Author: Brian Wallis
Publisher: Mit Press
Published: 1989-01
Total Pages: 429
ISBN-13: 9780262730860
DOWNLOAD EBOOKBlasted Allegories makes available the best and most representative examples of artists' writings from the past ten years, an era marked by such pluralism and eclecticism that the voice of the artist may be the clearest one to listen to. The writings, which included both criticism and fiction, have been selected both for their intrinsic, quality and their usefulness; to an understanding of contemporary art. Among the artists represented are Laurie Anderson, Eric Bogosian, Spalding Gray, Theresa Hak Kyng Cha, Dan Graham, Jenny Holzer, Barbara Kruger, Matt Mullican, Richard Prince, Martha Roster, Allan Sekula, and William Wegman.
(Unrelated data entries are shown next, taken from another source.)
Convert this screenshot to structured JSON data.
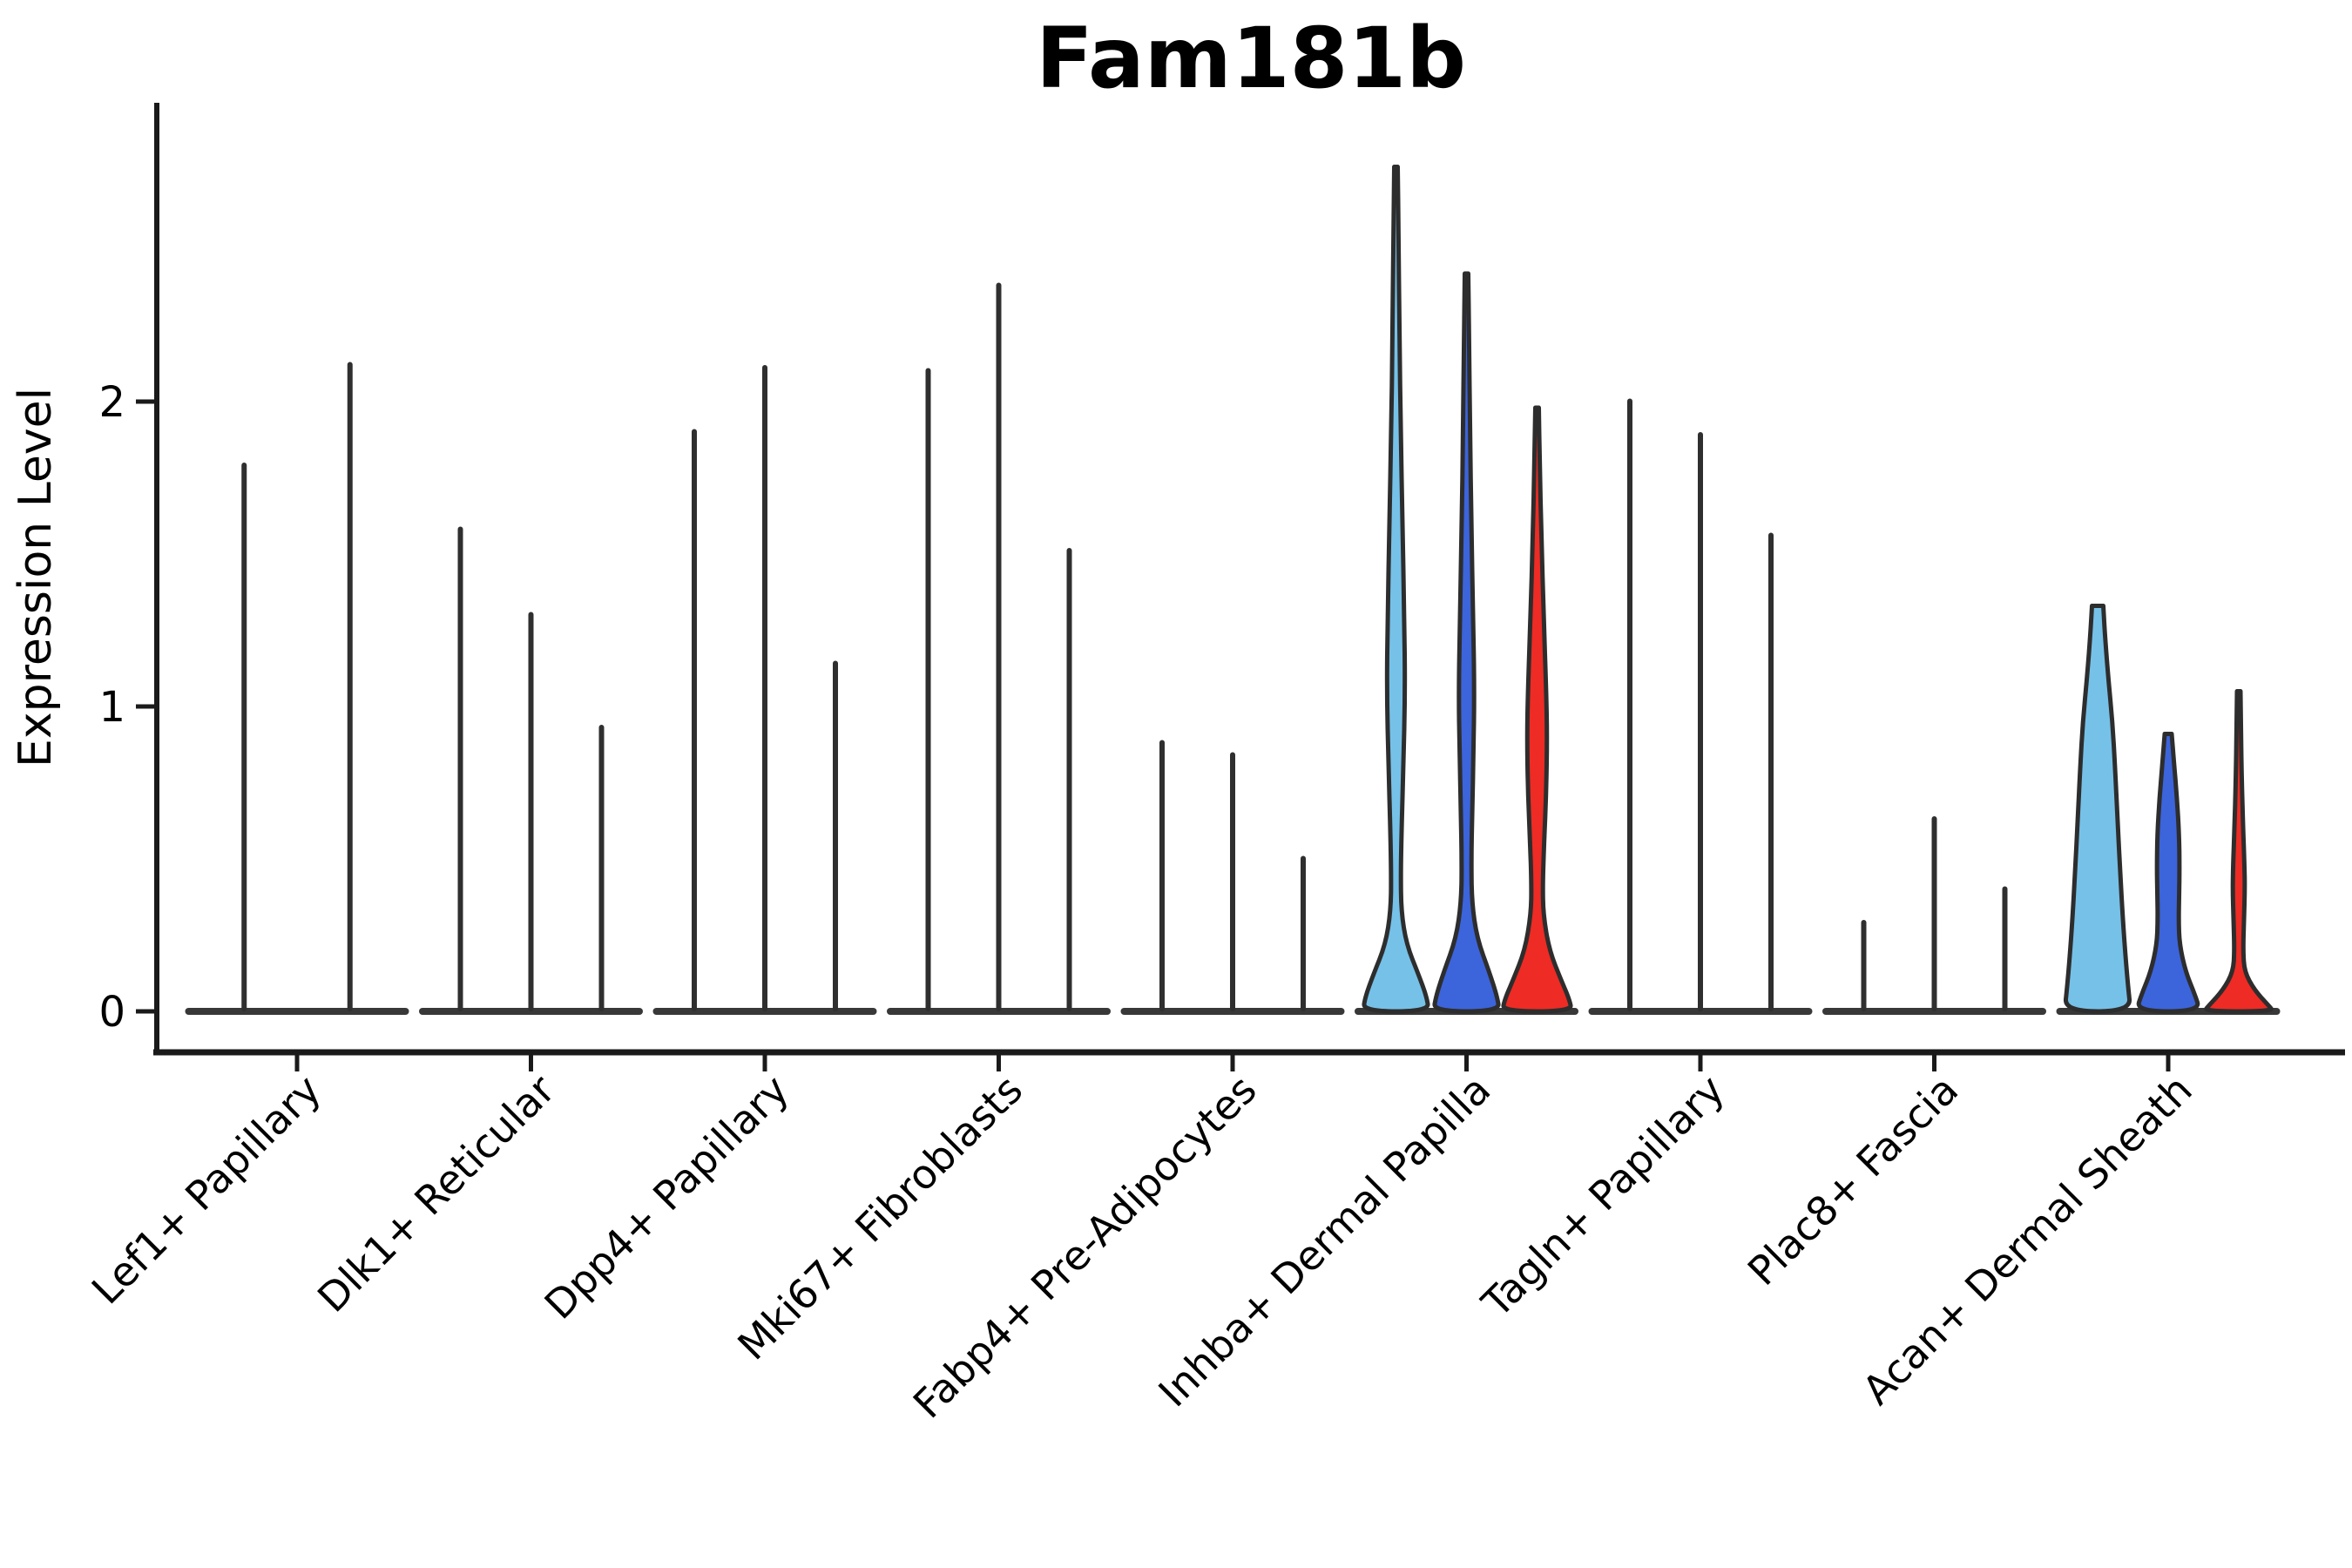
{
  "chart_data": {
    "type": "violin",
    "title": "Fam181b",
    "ylabel": "Expression Level",
    "xlabel": "",
    "yticks": [
      0,
      1,
      2
    ],
    "ylim": [
      0,
      2.98
    ],
    "grid": false,
    "legend_position": "none",
    "series_colors": {
      "light_blue": "#76C1E8",
      "dark_blue": "#3C64DB",
      "red": "#EE2B24",
      "spike": "#2F2F2F",
      "outline": "#2D2D2D",
      "baseline": "#383838",
      "axis": "#1A1A1A"
    },
    "groups": [
      {
        "label": "Lef1+ Papillary",
        "violins": [
          {
            "max": 1.8,
            "shape": "spike",
            "color": "spike"
          },
          {
            "max": 2.13,
            "shape": "spike",
            "color": "spike"
          }
        ]
      },
      {
        "label": "Dlk1+ Reticular",
        "violins": [
          {
            "max": 1.59,
            "shape": "spike",
            "color": "spike"
          },
          {
            "max": 1.31,
            "shape": "spike",
            "color": "spike"
          },
          {
            "max": 0.94,
            "shape": "spike",
            "color": "spike"
          }
        ]
      },
      {
        "label": "Dpp4+ Papillary",
        "violins": [
          {
            "max": 1.91,
            "shape": "spike",
            "color": "spike"
          },
          {
            "max": 2.12,
            "shape": "spike",
            "color": "spike"
          },
          {
            "max": 1.15,
            "shape": "spike",
            "color": "spike"
          }
        ]
      },
      {
        "label": "Mki67+ Fibroblasts",
        "violins": [
          {
            "max": 2.11,
            "shape": "spike",
            "color": "spike"
          },
          {
            "max": 2.39,
            "shape": "spike",
            "color": "spike"
          },
          {
            "max": 1.52,
            "shape": "spike",
            "color": "spike"
          }
        ]
      },
      {
        "label": "Fabp4+ Pre-Adipocytes",
        "violins": [
          {
            "max": 0.89,
            "shape": "spike",
            "color": "spike"
          },
          {
            "max": 0.85,
            "shape": "spike",
            "color": "spike"
          },
          {
            "max": 0.51,
            "shape": "spike",
            "color": "spike"
          }
        ]
      },
      {
        "label": "Inhba+ Dermal Papilla",
        "violins": [
          {
            "max": 2.77,
            "shape": "dp_light",
            "color": "light_blue"
          },
          {
            "max": 2.42,
            "shape": "dp_dark",
            "color": "dark_blue"
          },
          {
            "max": 1.98,
            "shape": "dp_red",
            "color": "red"
          }
        ]
      },
      {
        "label": "Tagln+ Papillary",
        "violins": [
          {
            "max": 2.01,
            "shape": "spike",
            "color": "spike"
          },
          {
            "max": 1.9,
            "shape": "spike",
            "color": "spike"
          },
          {
            "max": 1.57,
            "shape": "spike",
            "color": "spike"
          }
        ]
      },
      {
        "label": "Plac8+ Fascia",
        "violins": [
          {
            "max": 0.3,
            "shape": "spike",
            "color": "spike"
          },
          {
            "max": 0.64,
            "shape": "spike",
            "color": "spike"
          },
          {
            "max": 0.41,
            "shape": "spike",
            "color": "spike"
          }
        ]
      },
      {
        "label": "Acan+ Dermal Sheath",
        "violins": [
          {
            "max": 1.33,
            "shape": "ds_light",
            "color": "light_blue"
          },
          {
            "max": 0.91,
            "shape": "ds_dark",
            "color": "dark_blue"
          },
          {
            "max": 1.05,
            "shape": "ds_red",
            "color": "red"
          }
        ]
      }
    ]
  }
}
Brian Wallis an editor at Art in America. A publication of The New Museum of Contemporary Art, New York. Distributed by The MIT Press
Author: Louis Simpson
Publisher: BOA Editions, Ltd.
Published: 2003
Total Pages: 412
ISBN-13: 9781929918393
DOWNLOAD EBOOKFew poets have so artfully confronted American life as Louis Simpson. Persona speakers struggle with everyday issues against a backdrop of larger forces, the individual's maladjustment to a culture of materialism and brutal competition, the failure of marriage under the pressures of such a society, the failure of the American dream. Simpson wages a lover's quarrel with the world. "Louis Simpson has perfect pitch. His poems win us first by their drama, their ways of voicing our ways . . . of making do with our lives. Then his intelligence cajoles us to the brink of a cliff of solitude and we step over into the buoyant element of true poetry."--Seamus Heaney Educated at Munro College (West Indies) and at Columbia University, Louis Simpson has taught widely, most recently at the State University of New York at Stony Brook. He is the author of seventeen books of poetry and ten works of prose. He has received fellowships from the Academy of American Poetry, the Hudson Review, the Guggenheim Foundation, and received the Pulitzer Prize for Poetry.